31 Mart Mahalli İdareler Seçimi geride kaldı ve Cumhur İttifakı büyük farkla Trabzon’da ipi göğüsledi.

Bu sonucun ardından da ‘sözüm ona muhalifler’ tarafından şehirde adeta fırtına kopartılmaya başlandı. Neymiş efendim, Millet İttifakı’nın mağlubiyetinin tek sorumlusu CHP İl yönetimiymiş.

Neymiş efendim, Büyükşehir için ittifakın adayı İYİ Parti’nin çıkarttığı isim olmuş da CHP ikinci planda kalmış.

***

Ve devam ediyor eleştiriler; CHP İl Başkanı Güzide Önsel Uzun, hem aday olacak ismin netleşmesi sürecinde, hem de seçim çalışmalarında il yönetimi ile birlikte azami derecede çaba göstermemiş.

***

İyi de, Trabzon için ittifak kararını alan genel merkezdi ve iller arası pazarlık başkentte gerçekleşti. Ülkede CHP ile İYİ Parti liderlerinin mutabakat sağladığı bir anlaşma ortamı oluştu ve iller üzerinde de burada görüşme yapıldı.

Ankara, İstanbul, İzmir gibi illeri almak için tabi ki CHP bazı şehirleri feda edecekti, Trabzon’da o illerden biri oldu.

Bu pazarlıkta Trabzon il yönetiminin nasıl bir suçu olabilir?

***

CHP’nin Trabzon yönetimini sorgulayanlar; oluşan tabloya karşı getirdikleri yorumlarla artık alışılagelmiş bir hatanın mimarları olmuşlardır.

Mesele suçlu arama meselesi değildir.

Bu tabloda konuşulması gereken bir şey varsa o da tablonun gelecekte ne şekilde Trabzon’un lehine çevrileceğidir.

***

Gelelim adayların belirlenmesine. İYİ Parti, Büyükşehir için Atakan Aksoy’u ittifak kararından önce açıkladığından CHP yönetiminin bu isim üzerinde hamle şansı zaten kalmamıştı.

Ortahisar için ise birçok isim gündeme geldi en makulü olarak da Salih Akyüz seçildi, ismi açıklandığında da parti tabanı geniş destek verdi. Şimdi ise sandık açıldı, kızılca kıyamet kopuyor.

***

CHP Trabzon’da neden başarısız oldu diye tabi ki tartışılabilir, tartışılmalıdır da.

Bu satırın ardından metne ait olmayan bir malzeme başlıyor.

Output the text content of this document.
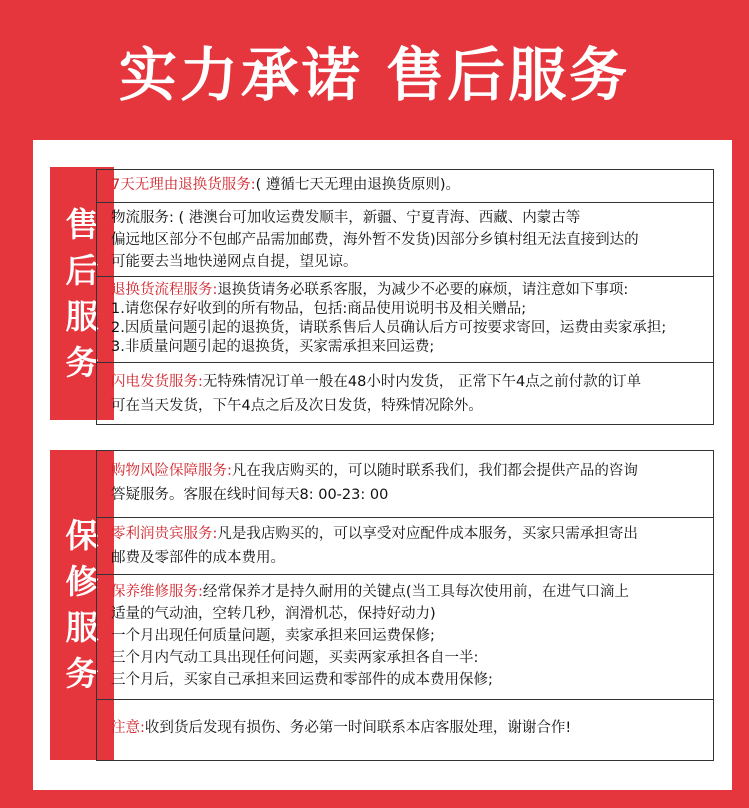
实力承诺 售后服务
售后服务
7天无理由退换货服务:( 遵循七天无理由退换货原则)。
物流服务: ( 港澳台可加收运费发顺丰，新疆、宁夏青海、西藏、内蒙古等
偏远地区部分不包邮产品需加邮费，海外暂不发货)因部分乡镇村组无法直接到达的
可能要去当地快递网点自提，望见谅。
退换货流程服务:退换货请务必联系客服，为减少不必要的麻烦，请注意如下事项:
1.请您保存好收到的所有物品，包括:商品使用说明书及相关赠品;
2.因质量问题引起的退换货，请联系售后人员确认后方可按要求寄回，运费由卖家承担;
3.非质量问题引起的退换货，买家需承担来回运费;
闪电发货服务:无特殊情况订单一般在48小时内发货， 正常下午4点之前付款的订单
可在当天发货，下午4点之后及次日发货，特殊情况除外。
保修服务
购物风险保障服务:凡在我店购买的，可以随时联系我们，我们都会提供产品的咨询
答疑服务。客服在线时间每天8: 00-23: 00
零利润贵宾服务:凡是我店购买的，可以享受对应配件成本服务，买家只需承担寄出
邮费及零部件的成本费用。
保养维修服务:经常保养才是持久耐用的关键点(当工具每次使用前，在进气口滴上
适量的气动油，空转几秒，润滑机芯，保持好动力)
一个月出现任何质量问题，卖家承担来回运费保修;
三个月内气动工具出现任何问题，买卖两家承担各自一半:
三个月后，买家自己承担来回运费和零部件的成本费用保修;
注意:收到货后发现有损伤、务必第一时间联系本店客服处理，谢谢合作!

Fakat bu tartışma yapılacaksa sadece il başkanı üzerinden değil bütün teşkilat üzerinden yapılmalıdır.

***

Mesela, Genel Başkan Kemal Kılıçdaroğlu birçok ilde ortak mitinge katılırken neden Trabzon’da böyle bir girişimde bulunmadı diye irdelenebilir?

Mesela, Volkan Canalioğlu neden Trabzon’da değil de İstanbul’da seçim çalışması gerçekleştirdi diye sorulabilir.

Mesela, Haluk Pekşen neden sadece iki-üç gün kadar sokaklarda göründü, daha fazla ter dökmedi konusu masaya yatırılabilir.

Mesela, CHP’li eski vekil, eski belediye başkanı, eksi belediye meclis üyesi ve parti yöneticilerinin neden ittifak adaylarını sahada bir başlarına bıraktığının cevabı aranabilir.

***

Ancak, fatura sadece il yönetimine ve il başkanına kesilemez. Hele hele de seçim sürecinde ameliyat masasından kalkıp sahada ittifak propagandalarına katılan bir il başkanına hiç kesilemez.

***

31 Mart öncesi ortada gözükmeyen, aynı zamanda parti başarısız olsun da kılıçları çekelim diye bekleyen sözde muhaliflere bilmem anlatabildim mi?